De acordo com a Angop, que cita o político, este quadro deverá ser alterado, tendo em conta que os indicadores estão aquém dos principais parceiros da Comunidade de Desenvolvimento da África Austral (SADC).

Pedro Luís da Fonseca referiu que existe uma estratégia para transformar o sector num dos motores da recuperação da dinâmica de crescimento económico, que vai permitir a inversão do actual quadro, que contribuirá para o aumento da produção e das exportações não petrolíferas.

No cômputo da produção nacional, disse, o dirigente, o peso do sector energético continua a ter uma percentagem relativamente baixa, quando comparada com todos os demais sectores.
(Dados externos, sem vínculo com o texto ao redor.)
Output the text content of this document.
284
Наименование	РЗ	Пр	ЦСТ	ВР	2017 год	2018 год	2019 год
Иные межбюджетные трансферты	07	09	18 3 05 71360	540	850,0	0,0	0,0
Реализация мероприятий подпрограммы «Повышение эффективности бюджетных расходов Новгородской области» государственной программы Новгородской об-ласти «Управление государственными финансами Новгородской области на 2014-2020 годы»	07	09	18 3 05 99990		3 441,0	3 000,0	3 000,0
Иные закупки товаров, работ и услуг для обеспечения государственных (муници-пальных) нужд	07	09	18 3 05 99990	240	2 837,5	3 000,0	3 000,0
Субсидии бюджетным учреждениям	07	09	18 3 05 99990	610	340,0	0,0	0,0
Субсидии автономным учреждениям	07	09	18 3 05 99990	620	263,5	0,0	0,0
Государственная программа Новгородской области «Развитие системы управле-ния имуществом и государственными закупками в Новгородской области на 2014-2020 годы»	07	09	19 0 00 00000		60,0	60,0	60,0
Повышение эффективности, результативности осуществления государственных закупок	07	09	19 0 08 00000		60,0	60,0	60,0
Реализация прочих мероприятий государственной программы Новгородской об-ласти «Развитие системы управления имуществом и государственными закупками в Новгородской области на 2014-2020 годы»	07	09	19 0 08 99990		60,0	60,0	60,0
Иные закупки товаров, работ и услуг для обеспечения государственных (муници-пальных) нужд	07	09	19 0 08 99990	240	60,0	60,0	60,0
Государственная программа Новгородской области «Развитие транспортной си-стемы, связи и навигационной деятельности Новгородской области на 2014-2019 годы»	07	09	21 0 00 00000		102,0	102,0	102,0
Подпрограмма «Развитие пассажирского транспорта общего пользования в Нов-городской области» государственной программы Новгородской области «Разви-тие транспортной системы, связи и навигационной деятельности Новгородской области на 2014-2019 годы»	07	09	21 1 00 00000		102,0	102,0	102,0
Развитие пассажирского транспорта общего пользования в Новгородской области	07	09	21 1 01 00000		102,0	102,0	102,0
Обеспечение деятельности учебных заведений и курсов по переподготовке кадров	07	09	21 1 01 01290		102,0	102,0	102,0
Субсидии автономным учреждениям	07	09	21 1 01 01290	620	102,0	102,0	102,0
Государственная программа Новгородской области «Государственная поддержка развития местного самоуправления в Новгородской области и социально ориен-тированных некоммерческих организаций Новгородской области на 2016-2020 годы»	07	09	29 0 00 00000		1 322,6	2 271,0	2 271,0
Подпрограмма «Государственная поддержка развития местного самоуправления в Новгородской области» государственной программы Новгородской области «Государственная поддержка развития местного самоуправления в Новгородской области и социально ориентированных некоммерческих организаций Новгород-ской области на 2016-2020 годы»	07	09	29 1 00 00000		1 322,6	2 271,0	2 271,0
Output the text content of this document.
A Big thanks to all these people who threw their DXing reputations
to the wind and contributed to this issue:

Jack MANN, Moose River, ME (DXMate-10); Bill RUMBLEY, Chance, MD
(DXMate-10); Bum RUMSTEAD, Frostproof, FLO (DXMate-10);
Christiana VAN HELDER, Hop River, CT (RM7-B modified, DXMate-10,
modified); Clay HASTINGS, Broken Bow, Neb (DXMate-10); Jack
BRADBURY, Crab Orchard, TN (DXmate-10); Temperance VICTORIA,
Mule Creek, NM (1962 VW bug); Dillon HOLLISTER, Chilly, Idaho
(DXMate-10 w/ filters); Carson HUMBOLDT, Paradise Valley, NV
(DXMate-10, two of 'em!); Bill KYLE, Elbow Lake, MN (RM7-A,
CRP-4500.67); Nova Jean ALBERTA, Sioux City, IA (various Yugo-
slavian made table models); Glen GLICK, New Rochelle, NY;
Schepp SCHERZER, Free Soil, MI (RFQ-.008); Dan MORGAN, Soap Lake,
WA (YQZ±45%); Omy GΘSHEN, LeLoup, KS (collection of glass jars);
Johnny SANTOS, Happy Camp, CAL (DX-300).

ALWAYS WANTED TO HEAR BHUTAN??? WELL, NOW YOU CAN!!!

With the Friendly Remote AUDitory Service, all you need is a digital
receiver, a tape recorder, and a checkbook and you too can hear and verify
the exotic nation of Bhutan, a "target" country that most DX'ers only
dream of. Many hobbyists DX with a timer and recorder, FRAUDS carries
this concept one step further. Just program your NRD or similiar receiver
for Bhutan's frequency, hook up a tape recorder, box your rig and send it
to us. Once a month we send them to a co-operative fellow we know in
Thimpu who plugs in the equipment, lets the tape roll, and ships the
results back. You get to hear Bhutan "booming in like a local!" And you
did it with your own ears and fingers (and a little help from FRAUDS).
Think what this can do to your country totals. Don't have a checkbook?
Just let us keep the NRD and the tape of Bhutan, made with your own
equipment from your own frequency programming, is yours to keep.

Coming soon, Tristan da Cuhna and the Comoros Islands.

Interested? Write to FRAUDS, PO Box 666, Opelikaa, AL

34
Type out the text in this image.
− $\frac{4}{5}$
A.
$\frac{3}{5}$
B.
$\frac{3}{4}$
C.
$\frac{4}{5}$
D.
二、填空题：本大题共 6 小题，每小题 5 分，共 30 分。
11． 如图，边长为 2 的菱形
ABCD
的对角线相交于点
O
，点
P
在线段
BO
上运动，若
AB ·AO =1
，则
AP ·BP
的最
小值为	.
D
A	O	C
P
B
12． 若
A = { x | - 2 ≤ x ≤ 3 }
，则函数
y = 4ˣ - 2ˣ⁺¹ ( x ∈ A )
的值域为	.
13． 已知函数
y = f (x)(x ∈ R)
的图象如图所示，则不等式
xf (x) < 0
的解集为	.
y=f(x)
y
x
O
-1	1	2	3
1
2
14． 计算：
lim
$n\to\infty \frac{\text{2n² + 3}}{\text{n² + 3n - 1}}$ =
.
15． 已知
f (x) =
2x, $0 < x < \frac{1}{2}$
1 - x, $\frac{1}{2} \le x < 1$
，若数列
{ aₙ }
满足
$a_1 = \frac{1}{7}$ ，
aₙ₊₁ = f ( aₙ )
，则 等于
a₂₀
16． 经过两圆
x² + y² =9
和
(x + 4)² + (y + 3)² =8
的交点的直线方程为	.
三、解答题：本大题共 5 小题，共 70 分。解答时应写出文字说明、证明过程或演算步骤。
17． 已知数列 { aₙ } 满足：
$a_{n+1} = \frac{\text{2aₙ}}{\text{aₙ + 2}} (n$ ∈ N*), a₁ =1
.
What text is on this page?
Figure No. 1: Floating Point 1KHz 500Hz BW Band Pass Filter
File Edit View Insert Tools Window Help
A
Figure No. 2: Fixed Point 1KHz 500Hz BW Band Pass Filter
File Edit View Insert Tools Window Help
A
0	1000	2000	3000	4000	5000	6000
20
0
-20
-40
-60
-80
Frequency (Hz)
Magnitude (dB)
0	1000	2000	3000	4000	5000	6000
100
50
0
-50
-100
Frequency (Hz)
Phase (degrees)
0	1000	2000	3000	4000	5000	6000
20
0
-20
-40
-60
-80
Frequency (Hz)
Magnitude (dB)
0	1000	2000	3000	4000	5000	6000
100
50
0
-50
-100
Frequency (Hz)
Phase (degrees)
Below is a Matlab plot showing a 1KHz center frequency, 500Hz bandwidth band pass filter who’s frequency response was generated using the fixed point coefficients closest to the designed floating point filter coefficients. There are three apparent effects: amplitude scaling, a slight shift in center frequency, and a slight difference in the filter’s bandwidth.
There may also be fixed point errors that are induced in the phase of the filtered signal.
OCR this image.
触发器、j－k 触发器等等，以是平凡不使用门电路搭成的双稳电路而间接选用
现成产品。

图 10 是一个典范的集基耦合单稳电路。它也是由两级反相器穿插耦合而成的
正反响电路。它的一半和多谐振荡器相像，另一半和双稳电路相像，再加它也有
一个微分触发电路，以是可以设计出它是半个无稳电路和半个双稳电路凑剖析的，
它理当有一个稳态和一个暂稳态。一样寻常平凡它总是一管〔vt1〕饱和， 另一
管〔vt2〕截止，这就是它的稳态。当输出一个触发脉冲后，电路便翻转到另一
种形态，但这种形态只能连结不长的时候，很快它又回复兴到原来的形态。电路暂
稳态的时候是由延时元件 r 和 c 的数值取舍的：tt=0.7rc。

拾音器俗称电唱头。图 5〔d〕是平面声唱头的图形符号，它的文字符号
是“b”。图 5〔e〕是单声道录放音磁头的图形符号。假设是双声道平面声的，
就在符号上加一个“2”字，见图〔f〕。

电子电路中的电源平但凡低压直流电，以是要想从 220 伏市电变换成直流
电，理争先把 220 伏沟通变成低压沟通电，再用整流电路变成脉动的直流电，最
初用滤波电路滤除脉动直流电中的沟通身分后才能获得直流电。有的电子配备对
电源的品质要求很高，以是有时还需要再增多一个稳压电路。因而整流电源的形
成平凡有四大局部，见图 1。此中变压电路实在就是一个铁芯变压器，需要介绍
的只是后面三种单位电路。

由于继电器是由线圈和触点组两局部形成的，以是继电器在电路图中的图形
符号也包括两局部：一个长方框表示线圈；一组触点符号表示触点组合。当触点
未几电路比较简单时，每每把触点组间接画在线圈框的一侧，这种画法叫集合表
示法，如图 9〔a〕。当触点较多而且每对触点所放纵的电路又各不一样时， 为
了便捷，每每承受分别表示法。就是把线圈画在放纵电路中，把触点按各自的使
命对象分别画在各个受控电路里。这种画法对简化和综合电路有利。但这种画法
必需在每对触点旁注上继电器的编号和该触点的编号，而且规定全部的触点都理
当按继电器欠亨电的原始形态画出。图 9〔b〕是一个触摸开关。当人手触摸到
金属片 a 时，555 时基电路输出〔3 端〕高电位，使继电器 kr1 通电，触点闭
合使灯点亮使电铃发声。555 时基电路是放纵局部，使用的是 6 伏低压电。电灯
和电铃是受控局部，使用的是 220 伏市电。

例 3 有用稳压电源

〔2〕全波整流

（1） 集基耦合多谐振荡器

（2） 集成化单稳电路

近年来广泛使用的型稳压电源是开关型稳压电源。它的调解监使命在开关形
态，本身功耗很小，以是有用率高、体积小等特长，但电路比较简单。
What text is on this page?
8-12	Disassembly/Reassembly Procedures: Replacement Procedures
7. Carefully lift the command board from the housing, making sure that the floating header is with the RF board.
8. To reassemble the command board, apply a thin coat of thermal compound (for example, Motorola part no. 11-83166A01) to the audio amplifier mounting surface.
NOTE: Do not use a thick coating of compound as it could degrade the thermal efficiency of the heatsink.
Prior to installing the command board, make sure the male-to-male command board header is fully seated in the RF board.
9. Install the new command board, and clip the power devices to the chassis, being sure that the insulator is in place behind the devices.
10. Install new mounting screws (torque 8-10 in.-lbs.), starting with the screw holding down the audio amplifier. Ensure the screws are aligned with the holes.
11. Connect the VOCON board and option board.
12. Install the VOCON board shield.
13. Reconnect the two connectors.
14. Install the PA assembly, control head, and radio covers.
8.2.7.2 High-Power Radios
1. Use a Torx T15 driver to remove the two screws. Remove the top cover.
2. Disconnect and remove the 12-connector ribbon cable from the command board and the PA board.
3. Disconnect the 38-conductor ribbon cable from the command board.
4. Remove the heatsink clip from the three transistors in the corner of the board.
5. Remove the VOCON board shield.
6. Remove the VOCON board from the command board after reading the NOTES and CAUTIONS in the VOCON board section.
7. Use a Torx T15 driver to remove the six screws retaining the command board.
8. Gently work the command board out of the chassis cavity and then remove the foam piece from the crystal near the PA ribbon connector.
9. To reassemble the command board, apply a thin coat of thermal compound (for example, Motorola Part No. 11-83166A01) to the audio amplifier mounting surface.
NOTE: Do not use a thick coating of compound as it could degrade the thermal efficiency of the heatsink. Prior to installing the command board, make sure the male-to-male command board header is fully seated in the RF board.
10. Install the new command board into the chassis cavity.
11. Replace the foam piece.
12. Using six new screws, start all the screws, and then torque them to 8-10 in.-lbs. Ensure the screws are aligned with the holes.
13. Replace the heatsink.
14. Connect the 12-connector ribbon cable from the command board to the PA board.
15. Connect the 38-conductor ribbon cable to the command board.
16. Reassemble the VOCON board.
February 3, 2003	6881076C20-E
O ministro da Energias e Águas, João Baptista Borges, por sua vez,  informou que o fomento de projectos ligados às energias renováveis, quer solar, eólica, biomassa, quer também as fontes hídricas, constitui prioridade da agenda nacional no tocante à diversificação da matriz energética.

Essas energias são prioritárias, sublinhou o responsável político, não pela preservação do meio ambiente mas também pela segurança energética nacional tal como vem configurada na perspectiva energética aprovada em 2011.

Na sequência, João Baptista Borges reconheceu que um dos grandes desafios a vencer é do capital humano, pois as novas tecnologias existentes exigem conhecimentos técnicos e científicos apurados, para garantir os investimentos.